Sir: So George Gale (6 May) believes 'mugging' to be 'where people of one colour attack and rob those of another'. Very per spicacious! But even here in Manchester our traditionalist super-cop, James Anderton, would hardly go the whole hog with that one. After all, if our local black (was Mr Gale referring to any other race?) community had cornered the mugging market, they would — given the amount of assaults they would have to commit and the relative paucity of their numbers — all be suffering rom advanced collective exhaustion by now. But who knows? Maybe Idi Amin takes his holidays in Collyhurst.

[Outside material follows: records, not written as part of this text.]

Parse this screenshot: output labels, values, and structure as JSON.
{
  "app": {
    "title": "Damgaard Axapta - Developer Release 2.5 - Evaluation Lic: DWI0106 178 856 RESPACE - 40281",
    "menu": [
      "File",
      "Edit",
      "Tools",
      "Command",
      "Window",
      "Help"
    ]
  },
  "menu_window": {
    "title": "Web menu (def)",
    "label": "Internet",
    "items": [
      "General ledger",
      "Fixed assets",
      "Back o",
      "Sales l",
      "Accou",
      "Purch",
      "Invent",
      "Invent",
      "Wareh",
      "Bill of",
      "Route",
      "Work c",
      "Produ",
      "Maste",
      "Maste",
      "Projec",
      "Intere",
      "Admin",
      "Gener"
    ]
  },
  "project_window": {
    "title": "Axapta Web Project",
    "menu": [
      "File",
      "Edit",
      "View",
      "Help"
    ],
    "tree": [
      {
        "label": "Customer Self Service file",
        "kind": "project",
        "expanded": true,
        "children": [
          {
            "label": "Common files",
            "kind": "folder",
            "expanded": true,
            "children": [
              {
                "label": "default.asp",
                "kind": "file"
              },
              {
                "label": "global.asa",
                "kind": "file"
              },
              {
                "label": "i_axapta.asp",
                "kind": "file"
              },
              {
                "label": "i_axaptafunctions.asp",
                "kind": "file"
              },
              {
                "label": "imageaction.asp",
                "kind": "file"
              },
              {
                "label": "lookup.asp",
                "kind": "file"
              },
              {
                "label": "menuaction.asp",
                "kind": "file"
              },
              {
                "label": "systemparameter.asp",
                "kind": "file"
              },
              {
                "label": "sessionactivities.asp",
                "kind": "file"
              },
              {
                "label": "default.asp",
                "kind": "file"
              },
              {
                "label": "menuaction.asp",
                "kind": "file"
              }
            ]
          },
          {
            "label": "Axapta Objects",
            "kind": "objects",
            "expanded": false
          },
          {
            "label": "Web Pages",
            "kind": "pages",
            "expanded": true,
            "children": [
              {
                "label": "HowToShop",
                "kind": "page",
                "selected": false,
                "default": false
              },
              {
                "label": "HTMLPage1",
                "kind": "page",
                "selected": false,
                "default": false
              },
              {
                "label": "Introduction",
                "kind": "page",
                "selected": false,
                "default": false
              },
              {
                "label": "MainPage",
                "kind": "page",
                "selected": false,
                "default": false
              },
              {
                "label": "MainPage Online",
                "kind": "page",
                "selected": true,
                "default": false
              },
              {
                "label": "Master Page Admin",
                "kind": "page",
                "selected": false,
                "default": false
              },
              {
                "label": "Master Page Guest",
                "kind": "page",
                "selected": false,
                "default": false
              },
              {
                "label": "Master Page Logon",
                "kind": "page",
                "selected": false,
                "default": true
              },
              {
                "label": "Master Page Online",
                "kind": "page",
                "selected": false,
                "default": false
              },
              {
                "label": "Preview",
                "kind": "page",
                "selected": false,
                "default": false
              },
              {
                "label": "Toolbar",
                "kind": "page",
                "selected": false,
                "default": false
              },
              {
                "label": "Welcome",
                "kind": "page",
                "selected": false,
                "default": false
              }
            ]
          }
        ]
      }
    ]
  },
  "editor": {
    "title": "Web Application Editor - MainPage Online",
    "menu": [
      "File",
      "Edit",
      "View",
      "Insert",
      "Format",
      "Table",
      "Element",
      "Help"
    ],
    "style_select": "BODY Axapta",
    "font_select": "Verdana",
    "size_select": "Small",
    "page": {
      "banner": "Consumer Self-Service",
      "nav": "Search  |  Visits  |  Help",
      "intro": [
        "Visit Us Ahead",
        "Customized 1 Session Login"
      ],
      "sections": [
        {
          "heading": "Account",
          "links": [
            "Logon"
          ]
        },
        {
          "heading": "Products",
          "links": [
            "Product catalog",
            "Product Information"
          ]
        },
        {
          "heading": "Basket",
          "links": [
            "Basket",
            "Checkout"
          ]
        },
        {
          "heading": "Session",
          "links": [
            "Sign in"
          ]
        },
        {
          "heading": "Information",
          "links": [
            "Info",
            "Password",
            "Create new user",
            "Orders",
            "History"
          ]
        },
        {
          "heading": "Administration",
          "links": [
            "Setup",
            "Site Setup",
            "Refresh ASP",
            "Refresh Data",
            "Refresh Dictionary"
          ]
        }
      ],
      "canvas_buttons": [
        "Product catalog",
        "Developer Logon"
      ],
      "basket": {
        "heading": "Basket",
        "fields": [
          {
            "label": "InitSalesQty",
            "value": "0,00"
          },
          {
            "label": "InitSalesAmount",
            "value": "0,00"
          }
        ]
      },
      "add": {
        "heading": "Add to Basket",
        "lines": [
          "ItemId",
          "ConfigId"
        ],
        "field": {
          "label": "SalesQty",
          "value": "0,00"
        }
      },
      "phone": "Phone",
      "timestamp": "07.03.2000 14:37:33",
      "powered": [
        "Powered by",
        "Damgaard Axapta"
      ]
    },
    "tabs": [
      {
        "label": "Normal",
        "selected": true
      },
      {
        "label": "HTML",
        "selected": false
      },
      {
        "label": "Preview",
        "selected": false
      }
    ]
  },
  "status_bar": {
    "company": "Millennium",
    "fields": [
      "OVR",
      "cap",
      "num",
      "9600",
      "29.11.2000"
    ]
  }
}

But I do not want to be churlish and deny totally the validity of Mr Gale's thesis, unsociological though it might be. For I dare say, even in emphatically Caucasian Glasgow, the collective might of Chinese waiters, Pakistani bus-conductors, and Italian chefs might well be responsible for the lawlessness that city is always characterised as producing. And then there's Dublin. Once the most peaceful city in western Europe, it now, alas, is also experiencing an alarming rise in crime, especially mugging. Could this be the revenge of the (green) leprechaun, an attempt on his part to regain the habitat wrested from him in antiquity by planter and Gael alike?
And what about Hang Kong, a notoriously unruly city at the best of times? As the recent BBC TV series on the colony showed, mugging is rampant. But the victims, at least on the screen, all appeared to be Chinese. According to the Gale law, that would make the small white community the culprits, since they are the only other ethnic grouping inhabiting the territory. I must say that such a realisation leaves me very uneasy. Aren't we whites supposed to be the universal victims? That, when all is said and done, is what Mr Gale is driving at. But his juicy Black Legend is in danger of producing a non-white backlash.
Dr Goebbels, as Geoffrey McDermott, the reviewer of his diaries (6 May), would probably confirm, would never have made such an elementary slip. All I can say to Mr Gale is that he makes a lousy sorcerer's apprentice.